Andere Menschen strapazieren ihre Nerven, wenn sie in dreitausend Meter Höhe an einem mit Stoff überzogenen Gestell hängen. Leitgeb hingegen entspannt sich, wenn die Felder, Wege und Häuser von Mieders wie eine Spielzeuglandschaft unter ihm liegen: „Da oben denke ich nicht an Gemeindepolitik.“ Im April 2008 hatte er vom Vater das Amt des ÖVP-Bürgermeisters übernommen. Wenige Wochen später steckte er mitten im wilden Streit, wem Grund und Boden in Mieders gehören, wer hier also anschafft – die Gemeinde oder die Agrargemeinschaften.

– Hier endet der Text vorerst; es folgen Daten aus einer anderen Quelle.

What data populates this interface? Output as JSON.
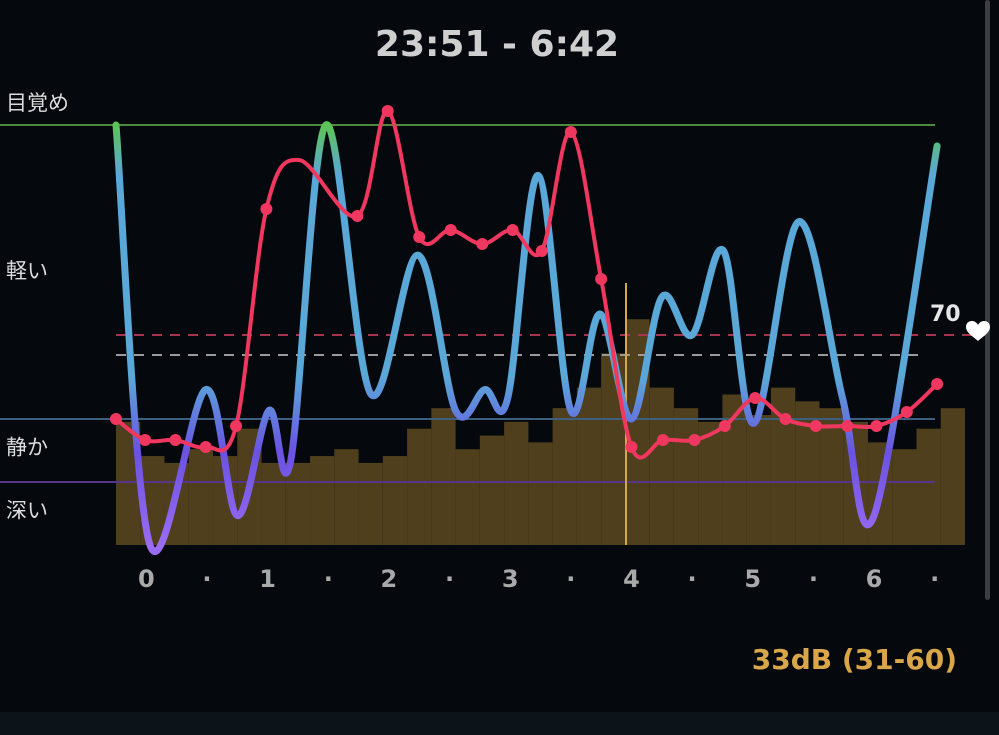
{
  "title": "23:51 - 6:42",
  "chart_data": {
    "type": "line",
    "xlim": [
      -0.25,
      6.75
    ],
    "xticks": [
      0,
      {
        "value": 0.5,
        "label": "·"
      },
      1,
      {
        "value": 1.5,
        "label": "·"
      },
      2,
      {
        "value": 2.5,
        "label": "·"
      },
      3,
      {
        "value": 3.5,
        "label": "·"
      },
      4,
      {
        "value": 4.5,
        "label": "·"
      },
      5,
      {
        "value": 5.5,
        "label": "·"
      },
      6,
      {
        "value": 6.5,
        "label": "·"
      }
    ],
    "ylim": [
      0,
      100
    ],
    "yticks": [
      {
        "value": 105,
        "label": "目覚め"
      },
      {
        "value": 65,
        "label": "軽い"
      },
      {
        "value": 23,
        "label": "静か"
      },
      {
        "value": 8,
        "label": "深い"
      }
    ],
    "stage_lines": [
      {
        "value": 100,
        "color": "#4c8a3e"
      },
      {
        "value": 30,
        "color": "#3c5f80"
      },
      {
        "value": 15,
        "color": "#56358a"
      }
    ],
    "y2lim": [
      40,
      100
    ],
    "y2ticks": [
      70
    ],
    "y2_line_color": "#a8334f",
    "sleep": {
      "x": [
        -0.25,
        0.03,
        0.49,
        0.75,
        1.01,
        1.19,
        1.48,
        1.85,
        2.24,
        2.55,
        2.79,
        2.98,
        3.23,
        3.5,
        3.74,
        4.0,
        4.25,
        4.5,
        4.76,
        5.01,
        5.38,
        5.74,
        6.0,
        6.52
      ],
      "values": [
        100,
        0,
        37,
        7,
        32,
        20,
        100,
        36,
        69,
        32,
        37,
        35,
        88,
        32,
        55,
        30,
        59,
        50,
        70,
        29,
        77,
        35,
        7,
        95
      ],
      "colors": [
        "#5cc456",
        "#5aa8d8",
        "#5aa8d8",
        "#6a52e2",
        "#9a6cf2"
      ]
    },
    "heart_rate": {
      "axis": "y2",
      "color": "#f0375f",
      "x": [
        -0.25,
        -0.01,
        0.24,
        0.49,
        0.74,
        0.99,
        1.26,
        1.74,
        1.99,
        2.25,
        2.51,
        2.77,
        3.02,
        3.26,
        3.5,
        3.75,
        4.0,
        4.26,
        4.52,
        4.77,
        5.02,
        5.27,
        5.52,
        5.78,
        6.02,
        6.27,
        6.52
      ],
      "values": [
        58,
        55,
        55,
        54,
        57,
        88,
        95,
        87,
        102,
        84,
        85,
        83,
        85,
        82,
        99,
        78,
        54,
        55,
        55,
        57,
        61,
        58,
        57,
        57,
        57,
        59,
        63
      ],
      "markers": [
        0,
        1,
        2,
        3,
        4,
        5,
        7,
        8,
        9,
        10,
        11,
        12,
        13,
        14,
        15,
        16,
        17,
        18,
        19,
        20,
        21,
        22,
        23,
        24,
        25,
        26
      ]
    },
    "sound": {
      "color": "#4f3f1c",
      "peak_color": "#7d6427",
      "soundlim": [
        22,
        60
      ],
      "bins": [
        -0.25,
        -0.05,
        0.15,
        0.35,
        0.55,
        0.75,
        0.95,
        1.15,
        1.35,
        1.55,
        1.75,
        1.95,
        2.15,
        2.35,
        2.55,
        2.75,
        2.95,
        3.15,
        3.35,
        3.55,
        3.75,
        3.95,
        4.15,
        4.35,
        4.55,
        4.75,
        4.95,
        5.15,
        5.35,
        5.55,
        5.75,
        5.95,
        6.15,
        6.35,
        6.55,
        6.75
      ],
      "values": [
        40,
        35,
        34,
        36,
        35,
        39,
        34,
        34,
        35,
        36,
        34,
        35,
        39,
        42,
        36,
        38,
        40,
        37,
        42,
        45,
        50,
        55,
        45,
        42,
        40,
        44,
        41,
        45,
        43,
        42,
        40,
        37,
        36,
        39,
        42
      ]
    },
    "sound_label": "33dB (31-60)"
  }
}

Mitgliedern dieser bäuerlichen Zusammenschlüsse wuchs historisch das Recht zu, ihr Vieh auf allgemeine Gründe zu treiben und so viel Holz aus dem Wald zu holen, wie sie zum Heizen und zum Bau ihrer Ställe brauchen. Doch nach dem Krieg rissen Agrargemeinschaften in etwa 175 von 289 Tiroler Gemeinden riesige Flächen an sich – und setzten sich als Eigentümer in die Grundbücher. Agrarbeamte des Landes halfen dabei mit. Von insgesamt 2000 bis 3000 Quadratkilometern ist die Rede, eine Fläche so groß wie Osttirol. In schamlos ausgeplünderten Gemeinden mussten die Bürgermeister nach der Pfeife der Agrarier tanzen. Ohne ihre Zustimmung gab es keinen sozialen Wohnbau, keine neuen Parkplätze, keinen Kanalanschluss.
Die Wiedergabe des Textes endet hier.